Chez Transavia ou Volotea aussi la colère couve, avec des préavis de grève prévus cet été. Chez Brussels Airlines, en grève vendredi, «un membre d’équipage fait entre 50 et 60 heures sur cinq jours en moyenne», assure Claudia de Coster, cheffe de cabine.

Agents de sûreté

C’est l’un des postes qui souffre le plus du sous-effectif avec la reprise du trafic. Les agents chargés du contrôle des bagages et passagers aux points d’inspection-filtrage (PIF) se voient contraints de gérer des flux massifs avec des moyens moindres qu’auparavant. «On se retrouve à être deux ou trois au lieu de cinq par PIF», expose Saïd Abdou, salarié de Securitas à Orly.

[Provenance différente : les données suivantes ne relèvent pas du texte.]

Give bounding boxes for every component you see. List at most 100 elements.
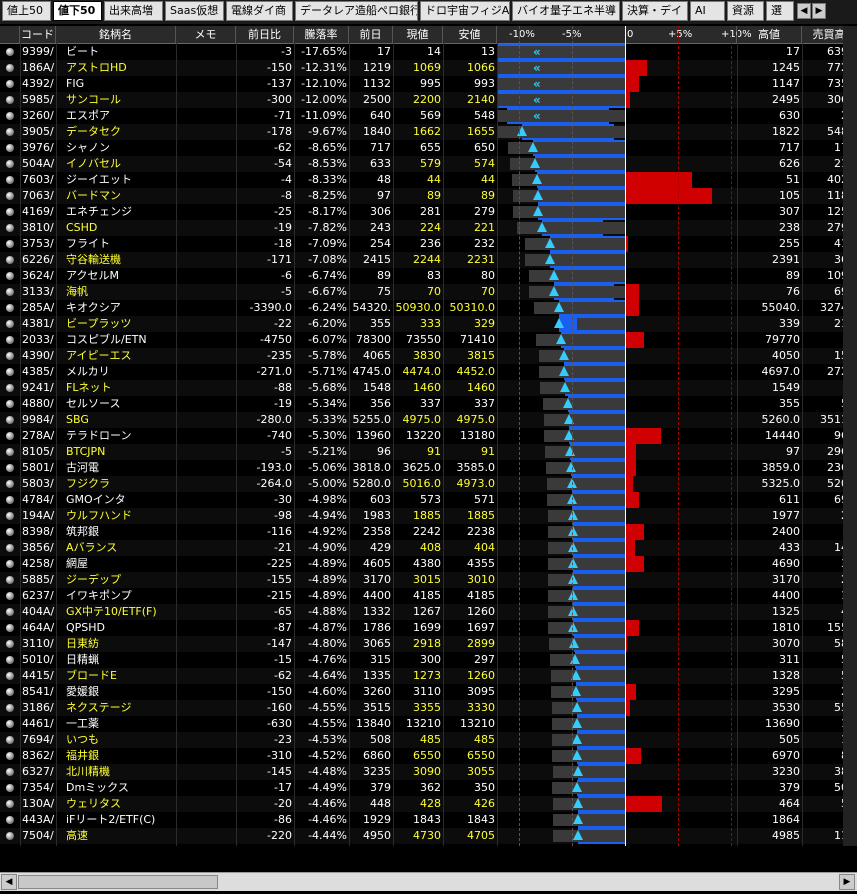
table-row[interactable]: 8105/BTCJPN -5 -5.21% 96 91 91 97 2962 bbox=[0, 444, 857, 460]
memo-cell[interactable] bbox=[176, 332, 236, 348]
memo-cell[interactable] bbox=[176, 524, 236, 540]
memo-cell[interactable] bbox=[176, 60, 236, 76]
row-marker-icon[interactable] bbox=[6, 368, 14, 376]
row-marker-icon[interactable] bbox=[6, 320, 14, 328]
row-marker-icon[interactable] bbox=[6, 416, 14, 424]
row-marker-icon[interactable] bbox=[6, 352, 14, 360]
row-marker-icon[interactable] bbox=[6, 592, 14, 600]
row-marker-icon[interactable] bbox=[6, 544, 14, 552]
table-row[interactable]: 4461/一工薬-630-4.55%1384013210132101369016 bbox=[0, 716, 857, 732]
tab-scroll-left-arrow[interactable]: ◀ bbox=[797, 3, 811, 19]
row-marker-icon[interactable] bbox=[6, 832, 14, 840]
table-row[interactable]: 5985/サンコール -300 -12.00% 2500 2200 2140 2495 306… bbox=[0, 92, 857, 108]
memo-cell[interactable] bbox=[176, 476, 236, 492]
row-marker-icon[interactable] bbox=[6, 688, 14, 696]
memo-cell[interactable] bbox=[176, 684, 236, 700]
header-memo[interactable]: メモ bbox=[176, 26, 236, 43]
table-row[interactable]: 2033/コスピブル/ETN -4750 -6.07% 78300 73550 71410… bbox=[0, 332, 857, 348]
memo-cell[interactable] bbox=[176, 348, 236, 364]
memo-cell[interactable] bbox=[176, 716, 236, 732]
memo-cell[interactable] bbox=[176, 652, 236, 668]
memo-cell[interactable] bbox=[176, 460, 236, 476]
row-marker-icon[interactable] bbox=[6, 400, 14, 408]
memo-cell[interactable] bbox=[176, 300, 236, 316]
row-marker-icon[interactable] bbox=[6, 384, 14, 392]
table-row[interactable]: 3810/CSHD -19 -7.82% 243 224 221 238 2799 bbox=[0, 220, 857, 236]
header-low[interactable]: 安値 bbox=[443, 26, 497, 43]
tab-11[interactable]: 選 bbox=[766, 1, 794, 21]
row-marker-icon[interactable] bbox=[6, 272, 14, 280]
tab-8[interactable]: 決算・デイ bbox=[622, 1, 688, 21]
tab-2[interactable]: 出来高増 bbox=[104, 1, 163, 21]
tab-4[interactable]: 電線ダイ商 bbox=[226, 1, 293, 21]
table-row[interactable]: 3753/フライト-18-7.09%254236232255410 bbox=[0, 236, 857, 252]
table-row[interactable]: 4784/GMOインタ-30-4.98%603573571611694 bbox=[0, 492, 857, 508]
table-row[interactable]: 3976/シャノン-62-8.65%717655650717170 bbox=[0, 140, 857, 156]
row-marker-icon[interactable] bbox=[6, 528, 14, 536]
row-marker-icon[interactable] bbox=[6, 640, 14, 648]
table-row[interactable]: 8362/福井銀-310-4.52%686065506550697081 bbox=[0, 748, 857, 764]
table-row[interactable]: 5803/フジクラ -264.0 -5.00% 5280.0 5016.0 4973.0 5… bbox=[0, 476, 857, 492]
memo-cell[interactable] bbox=[176, 604, 236, 620]
tab-0[interactable]: 値上50 bbox=[2, 1, 51, 21]
memo-cell[interactable] bbox=[176, 540, 236, 556]
table-row[interactable]: 5801/古河電 -193.0 -5.06% 3818.0 3625.0 3585.0 38… bbox=[0, 460, 857, 476]
memo-cell[interactable] bbox=[176, 428, 236, 444]
memo-cell[interactable] bbox=[176, 636, 236, 652]
row-marker-icon[interactable] bbox=[6, 512, 14, 520]
memo-cell[interactable] bbox=[176, 732, 236, 748]
memo-cell[interactable] bbox=[176, 316, 236, 332]
memo-cell[interactable] bbox=[176, 140, 236, 156]
vertical-scrollbar[interactable] bbox=[843, 26, 857, 846]
row-marker-icon[interactable] bbox=[6, 336, 14, 344]
table-row[interactable]: 9984/SBG -280.0 -5.33% 5255.0 4975.0 4975.0 52… bbox=[0, 412, 857, 428]
tab-scroll-right-arrow[interactable]: ▶ bbox=[812, 3, 826, 19]
row-marker-icon[interactable] bbox=[6, 112, 14, 120]
table-row[interactable]: 4415/ブロードE-62-4.64%133512731260132856 bbox=[0, 668, 857, 684]
header-name[interactable]: 銘柄名 bbox=[56, 26, 176, 43]
table-row[interactable]: 4258/網屋-225-4.89%460543804355469035 bbox=[0, 556, 857, 572]
row-marker-icon[interactable] bbox=[6, 480, 14, 488]
memo-cell[interactable] bbox=[176, 108, 236, 124]
memo-cell[interactable] bbox=[176, 620, 236, 636]
row-marker-icon[interactable] bbox=[6, 624, 14, 632]
memo-cell[interactable] bbox=[176, 364, 236, 380]
memo-cell[interactable] bbox=[176, 668, 236, 684]
row-marker-icon[interactable] bbox=[6, 144, 14, 152]
tab-1[interactable]: 値下50 bbox=[53, 1, 102, 21]
row-marker-icon[interactable] bbox=[6, 784, 14, 792]
memo-cell[interactable] bbox=[176, 812, 236, 828]
table-row[interactable]: 4390/アイピーエス-235-5.78%4065383038154050158 bbox=[0, 348, 857, 364]
header-pct[interactable]: 騰落率 bbox=[294, 26, 349, 43]
table-row[interactable]: 9241/FLネット-88-5.68%15481460146015497 bbox=[0, 380, 857, 396]
table-row[interactable]: 5010/日精蝋-15-4.76%31530029731153 bbox=[0, 652, 857, 668]
memo-cell[interactable] bbox=[176, 268, 236, 284]
header-change[interactable]: 前日比 bbox=[236, 26, 294, 43]
row-marker-icon[interactable] bbox=[6, 720, 14, 728]
tab-5[interactable]: データレア造船ペロ銀行 bbox=[295, 1, 418, 21]
row-marker-icon[interactable] bbox=[6, 800, 14, 808]
memo-cell[interactable] bbox=[176, 236, 236, 252]
row-marker-icon[interactable] bbox=[6, 608, 14, 616]
row-marker-icon[interactable] bbox=[6, 704, 14, 712]
scroll-right-arrow[interactable]: ▶ bbox=[839, 874, 855, 890]
memo-cell[interactable] bbox=[176, 828, 236, 844]
memo-cell[interactable] bbox=[176, 764, 236, 780]
table-row[interactable]: 443A/iFリート2/ETF(C) -86 -4.46% 1929 1843 1843 1… bbox=[0, 812, 857, 828]
row-marker-icon[interactable] bbox=[6, 560, 14, 568]
table-row[interactable]: 404A/GX中テ10/ETF(F) -65 -4.88% 1332 1267 1260 1… bbox=[0, 604, 857, 620]
table-row[interactable]: 4381/ビープラッツ-22-6.20%355333329339218 bbox=[0, 316, 857, 332]
row-marker-icon[interactable] bbox=[6, 656, 14, 664]
table-row[interactable]: 3260/エスポア-71-11.09%64056954863022« bbox=[0, 108, 857, 124]
tab-9[interactable]: AI bbox=[690, 1, 725, 21]
table-row[interactable]: 194A/ウルフハンド-98-4.94%198318851885197722 bbox=[0, 508, 857, 524]
table-row[interactable]: 3856/Aバランス-21-4.90%429408404433149 bbox=[0, 540, 857, 556]
table-row[interactable]: 6226/守谷輸送機-171-7.08%2415224422312391365 bbox=[0, 252, 857, 268]
row-marker-icon[interactable] bbox=[6, 304, 14, 312]
table-row[interactable]: 6237/イワキポンプ-215-4.89%440041854185440016 bbox=[0, 588, 857, 604]
tab-7[interactable]: バイオ量子エネ半導 bbox=[512, 1, 620, 21]
memo-cell[interactable] bbox=[176, 796, 236, 812]
header-prev[interactable]: 前日 bbox=[349, 26, 393, 43]
row-marker-icon[interactable] bbox=[6, 672, 14, 680]
memo-cell[interactable] bbox=[176, 172, 236, 188]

«La cadence est tellement rapide. Securitas avait embauché 17 personnes récemment, ils ont fait une journée, et ils ne sont pas revenus. C’était trop dur», raconte-t-il. Huit de ses collègues sont en arrêt pour burn-out, affirme-t-il, car on leur a refusé de poser des congés cet été.

Bagagistes

«Chez les bagagistes, il y a ceux qui mettent les bagages sur le tapis, ceux qui sont accroupis dans la soute pour les entasser, c’est très fatiguant», explique Luc Atlan, secrétaire syndical. Les sociétés de bagagistes, dépendantes de gros donneurs d’ordre comme Air France, ont massivement réduit les effectifs pendant la crise du Covid-19.

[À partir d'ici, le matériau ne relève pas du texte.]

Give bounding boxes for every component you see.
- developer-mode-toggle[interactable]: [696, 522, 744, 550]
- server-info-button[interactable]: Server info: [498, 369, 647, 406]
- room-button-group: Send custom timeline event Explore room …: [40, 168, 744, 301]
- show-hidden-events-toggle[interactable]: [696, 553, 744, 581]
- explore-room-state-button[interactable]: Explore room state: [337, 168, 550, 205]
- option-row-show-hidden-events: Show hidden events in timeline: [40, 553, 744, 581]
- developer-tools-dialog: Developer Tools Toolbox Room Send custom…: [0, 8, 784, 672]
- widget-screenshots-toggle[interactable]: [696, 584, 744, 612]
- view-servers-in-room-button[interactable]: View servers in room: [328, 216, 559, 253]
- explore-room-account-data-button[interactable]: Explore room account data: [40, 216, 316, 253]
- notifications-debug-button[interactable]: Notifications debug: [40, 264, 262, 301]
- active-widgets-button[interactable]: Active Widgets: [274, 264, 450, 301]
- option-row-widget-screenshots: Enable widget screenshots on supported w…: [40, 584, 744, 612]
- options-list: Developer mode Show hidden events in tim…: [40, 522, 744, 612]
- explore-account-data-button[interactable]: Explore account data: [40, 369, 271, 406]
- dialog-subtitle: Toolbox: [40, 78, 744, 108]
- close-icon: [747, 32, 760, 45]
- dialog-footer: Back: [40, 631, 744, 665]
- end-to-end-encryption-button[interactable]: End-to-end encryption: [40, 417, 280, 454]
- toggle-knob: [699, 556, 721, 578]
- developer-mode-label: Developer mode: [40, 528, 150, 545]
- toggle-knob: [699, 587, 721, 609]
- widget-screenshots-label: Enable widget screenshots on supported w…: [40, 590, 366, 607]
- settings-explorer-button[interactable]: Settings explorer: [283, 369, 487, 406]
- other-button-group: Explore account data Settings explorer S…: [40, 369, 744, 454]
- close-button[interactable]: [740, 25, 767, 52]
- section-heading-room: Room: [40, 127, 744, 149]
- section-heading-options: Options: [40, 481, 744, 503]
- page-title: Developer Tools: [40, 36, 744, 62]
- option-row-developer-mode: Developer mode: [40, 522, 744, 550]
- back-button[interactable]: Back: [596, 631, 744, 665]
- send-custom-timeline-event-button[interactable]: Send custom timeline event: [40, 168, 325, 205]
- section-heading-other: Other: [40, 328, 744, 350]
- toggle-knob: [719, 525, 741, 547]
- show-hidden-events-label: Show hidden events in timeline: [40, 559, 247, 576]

La remontée soudaine de la cadence conduit à «travailler sous pression. Et avec le manque de personnel, vous allez vite et vous vous blessez. Il va y avoir un taux d’absentéisme de plus en plus important», prévoit Luc Atlan.

Accompagnateurs

On les connaît peu, mais dans le dispositif censé assurer le fonctionnement fluide d’un aéroport, les personnes chargées d’accompagner les personnes à mobilité réduite ne sont pas moins essentielles, or elles manquent d’effectifs. «On a énormément de retards, énormément de loupés», regrette Ali Khiati, délégué syndical chez Gibag. «Il y a des personnes qui attendent une heure dans l’avion», obligeant l’appareil à rester immobilisé. «Quand on arrive après une heure, on se fait crier dessus par le commandant de bord, par les clients, alors qu’on a eu l’ordre de mission cinq minutes avant. On est des serpillères», s’emporte-t-il.

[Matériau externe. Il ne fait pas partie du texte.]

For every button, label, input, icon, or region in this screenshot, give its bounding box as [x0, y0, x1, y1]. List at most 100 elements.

«Je sens l’été catastrophique», craint-il, affirmant n’avoir jamais vu ça en 18 ans de métier. «Il y a une semaine, 21 personnes dans la même journée ont raté leur avion. Il y en avait 16 qui partaient pour Alger, on les a mises dans un pauvre jardin et il y avait tellement de travail que le régulateur les a oubliées.»